Observe at a person pointing out and describing something. Where is that person looking? Chances are good that this person also looks at what she is talking about and pointing at. Gaze is naturally coordinated with our speech and hand movements. By utilizing this tendency, we can create a natural interaction with computing devices and environments. In this chapter, we will first briefly discuss some basic properties of the gaze signal we can get from eye trackers, followed by a review of a multimodal system utilizing the gaze signal as one input modality. In Multimodal Gaze Interaction, data from eye trackers is used as an active input mode where for instance gaze is used as an alternative, or complimentary, pointing modality along with other input modalities. Using gaze as an active or explicit input method is challenging for several reasons. One of them being that eyes are primarily used for perceiving our environment, so knowing when a person selects an item with gaze versus just looking around is an issue. Researchers have tried to solve this by combining gaze with various input methods, such as manual pointing, speech, touch, etc. However, gaze information can also be used in interactive systems, for other purposes than explicit pointing since a user’s gaze is a good indication of the user’s attention. In passive gaze interaction, the gaze is not used as the primary input method, but as a supporting input method. In these kinds of systems, gaze is mainly used for inferring and reasoning about the user’s cognitive state or activities in a way that can support the interaction. These kinds of multimodal systems often combine gaze with a multitude of input modalities.

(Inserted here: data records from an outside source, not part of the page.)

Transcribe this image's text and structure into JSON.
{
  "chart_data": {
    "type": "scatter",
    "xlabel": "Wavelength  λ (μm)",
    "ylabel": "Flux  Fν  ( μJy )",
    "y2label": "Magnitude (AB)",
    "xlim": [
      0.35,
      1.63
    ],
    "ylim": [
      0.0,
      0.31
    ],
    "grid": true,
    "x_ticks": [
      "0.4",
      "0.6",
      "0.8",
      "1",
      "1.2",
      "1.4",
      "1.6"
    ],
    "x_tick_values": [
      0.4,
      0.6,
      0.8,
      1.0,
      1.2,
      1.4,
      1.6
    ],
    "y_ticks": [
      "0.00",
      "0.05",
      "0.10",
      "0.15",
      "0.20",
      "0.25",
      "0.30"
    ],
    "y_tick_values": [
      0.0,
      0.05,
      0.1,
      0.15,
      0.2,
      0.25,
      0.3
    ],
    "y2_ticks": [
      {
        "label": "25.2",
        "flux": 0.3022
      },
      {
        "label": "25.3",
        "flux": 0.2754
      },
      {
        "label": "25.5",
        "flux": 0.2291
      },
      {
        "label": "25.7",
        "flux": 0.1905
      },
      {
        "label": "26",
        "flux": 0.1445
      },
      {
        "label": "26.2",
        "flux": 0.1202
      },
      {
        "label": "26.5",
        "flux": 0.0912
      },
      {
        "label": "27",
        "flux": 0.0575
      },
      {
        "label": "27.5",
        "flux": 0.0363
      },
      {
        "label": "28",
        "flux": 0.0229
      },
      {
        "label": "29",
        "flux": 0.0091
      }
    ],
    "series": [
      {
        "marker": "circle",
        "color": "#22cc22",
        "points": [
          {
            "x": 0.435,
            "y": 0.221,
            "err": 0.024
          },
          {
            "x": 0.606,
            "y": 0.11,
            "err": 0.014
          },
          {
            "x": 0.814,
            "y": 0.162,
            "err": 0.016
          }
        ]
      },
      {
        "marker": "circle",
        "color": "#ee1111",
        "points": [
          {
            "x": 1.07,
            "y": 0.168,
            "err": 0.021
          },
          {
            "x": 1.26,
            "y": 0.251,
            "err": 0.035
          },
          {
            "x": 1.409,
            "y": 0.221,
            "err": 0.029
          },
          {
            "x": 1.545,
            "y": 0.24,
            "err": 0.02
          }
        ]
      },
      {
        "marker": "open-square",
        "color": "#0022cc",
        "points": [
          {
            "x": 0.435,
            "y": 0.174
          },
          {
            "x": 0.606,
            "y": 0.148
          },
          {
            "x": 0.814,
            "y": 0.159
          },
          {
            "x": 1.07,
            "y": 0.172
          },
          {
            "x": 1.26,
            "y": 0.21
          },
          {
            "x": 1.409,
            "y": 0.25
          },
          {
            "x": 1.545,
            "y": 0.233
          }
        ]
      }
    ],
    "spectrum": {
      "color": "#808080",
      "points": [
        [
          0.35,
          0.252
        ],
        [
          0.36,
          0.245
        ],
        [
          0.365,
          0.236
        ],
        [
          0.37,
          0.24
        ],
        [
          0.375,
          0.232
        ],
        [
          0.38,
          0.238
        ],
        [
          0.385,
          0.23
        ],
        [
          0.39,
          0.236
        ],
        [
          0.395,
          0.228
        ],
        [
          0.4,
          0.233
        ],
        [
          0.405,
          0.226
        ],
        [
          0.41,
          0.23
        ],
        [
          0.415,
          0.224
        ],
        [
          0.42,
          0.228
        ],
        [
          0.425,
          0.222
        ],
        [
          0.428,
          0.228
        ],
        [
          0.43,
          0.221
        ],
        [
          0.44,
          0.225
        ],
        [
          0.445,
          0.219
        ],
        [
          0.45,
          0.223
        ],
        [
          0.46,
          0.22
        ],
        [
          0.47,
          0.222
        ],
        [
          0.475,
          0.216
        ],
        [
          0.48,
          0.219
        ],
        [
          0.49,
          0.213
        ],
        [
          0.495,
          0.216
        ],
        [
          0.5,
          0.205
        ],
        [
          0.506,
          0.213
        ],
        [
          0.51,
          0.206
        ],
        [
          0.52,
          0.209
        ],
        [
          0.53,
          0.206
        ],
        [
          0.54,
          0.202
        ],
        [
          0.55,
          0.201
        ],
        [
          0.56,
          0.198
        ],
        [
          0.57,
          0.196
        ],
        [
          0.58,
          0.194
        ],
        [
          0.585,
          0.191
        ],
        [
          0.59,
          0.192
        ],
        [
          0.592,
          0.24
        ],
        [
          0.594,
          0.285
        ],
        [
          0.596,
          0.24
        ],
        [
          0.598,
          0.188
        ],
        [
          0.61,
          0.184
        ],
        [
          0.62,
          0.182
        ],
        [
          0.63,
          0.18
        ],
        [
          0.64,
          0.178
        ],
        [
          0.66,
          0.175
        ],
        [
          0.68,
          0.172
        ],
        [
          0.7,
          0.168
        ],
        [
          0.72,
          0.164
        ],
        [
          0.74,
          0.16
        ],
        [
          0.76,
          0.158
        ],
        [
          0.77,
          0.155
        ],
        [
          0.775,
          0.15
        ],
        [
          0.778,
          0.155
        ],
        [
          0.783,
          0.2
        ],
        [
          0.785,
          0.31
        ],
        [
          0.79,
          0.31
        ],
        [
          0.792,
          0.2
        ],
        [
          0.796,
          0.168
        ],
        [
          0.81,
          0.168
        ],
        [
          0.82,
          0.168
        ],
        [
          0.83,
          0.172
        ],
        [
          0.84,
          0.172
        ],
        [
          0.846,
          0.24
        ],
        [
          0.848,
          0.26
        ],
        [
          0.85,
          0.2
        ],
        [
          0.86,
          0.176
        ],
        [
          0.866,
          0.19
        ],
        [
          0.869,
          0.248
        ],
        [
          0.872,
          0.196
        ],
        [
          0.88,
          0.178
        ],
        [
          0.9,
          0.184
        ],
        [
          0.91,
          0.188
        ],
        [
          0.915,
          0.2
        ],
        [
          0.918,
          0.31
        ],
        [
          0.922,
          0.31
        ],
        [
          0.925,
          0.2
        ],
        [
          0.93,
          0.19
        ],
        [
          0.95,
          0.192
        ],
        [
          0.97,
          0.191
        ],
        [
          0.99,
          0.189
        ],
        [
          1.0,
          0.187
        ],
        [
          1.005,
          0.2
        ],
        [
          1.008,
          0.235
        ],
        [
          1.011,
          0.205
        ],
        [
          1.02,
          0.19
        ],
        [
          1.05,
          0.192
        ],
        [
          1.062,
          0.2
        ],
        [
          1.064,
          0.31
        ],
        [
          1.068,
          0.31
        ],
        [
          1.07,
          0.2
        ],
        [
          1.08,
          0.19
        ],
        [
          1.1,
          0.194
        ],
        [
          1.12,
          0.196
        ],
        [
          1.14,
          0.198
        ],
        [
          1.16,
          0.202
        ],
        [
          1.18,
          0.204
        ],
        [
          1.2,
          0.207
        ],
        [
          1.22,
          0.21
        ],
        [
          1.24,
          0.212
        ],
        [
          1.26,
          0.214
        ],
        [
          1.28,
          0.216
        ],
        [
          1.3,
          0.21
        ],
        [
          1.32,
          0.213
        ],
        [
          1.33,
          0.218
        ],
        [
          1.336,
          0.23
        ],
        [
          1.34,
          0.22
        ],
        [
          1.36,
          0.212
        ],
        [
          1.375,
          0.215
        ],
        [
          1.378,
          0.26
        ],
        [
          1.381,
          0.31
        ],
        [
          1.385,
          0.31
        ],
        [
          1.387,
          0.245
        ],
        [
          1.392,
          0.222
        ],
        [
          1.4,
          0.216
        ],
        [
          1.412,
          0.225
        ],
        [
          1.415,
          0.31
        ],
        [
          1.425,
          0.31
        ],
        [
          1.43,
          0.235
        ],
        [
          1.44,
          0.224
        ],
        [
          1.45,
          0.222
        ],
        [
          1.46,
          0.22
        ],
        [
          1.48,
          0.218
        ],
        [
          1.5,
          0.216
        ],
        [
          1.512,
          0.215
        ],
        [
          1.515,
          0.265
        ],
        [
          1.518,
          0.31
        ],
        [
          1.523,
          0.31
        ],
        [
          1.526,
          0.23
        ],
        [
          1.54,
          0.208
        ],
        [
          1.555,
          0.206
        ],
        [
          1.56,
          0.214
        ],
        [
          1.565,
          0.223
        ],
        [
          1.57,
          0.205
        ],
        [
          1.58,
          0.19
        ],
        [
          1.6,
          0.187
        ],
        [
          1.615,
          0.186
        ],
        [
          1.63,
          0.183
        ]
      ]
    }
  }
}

In this chapter we focus on interactive systems, exploring the design space for gaze-informed multimodal interaction spanning from gaze as active input mode to passive and if the usage scenario is stationary (at e.g. a desk) or mobile. There are a number of studies aimed at describing, detecting or modeling specific behaviors or cognitive states. We will touch on some of these works since they can guide us in how to build gaze-informed multimodal interaction.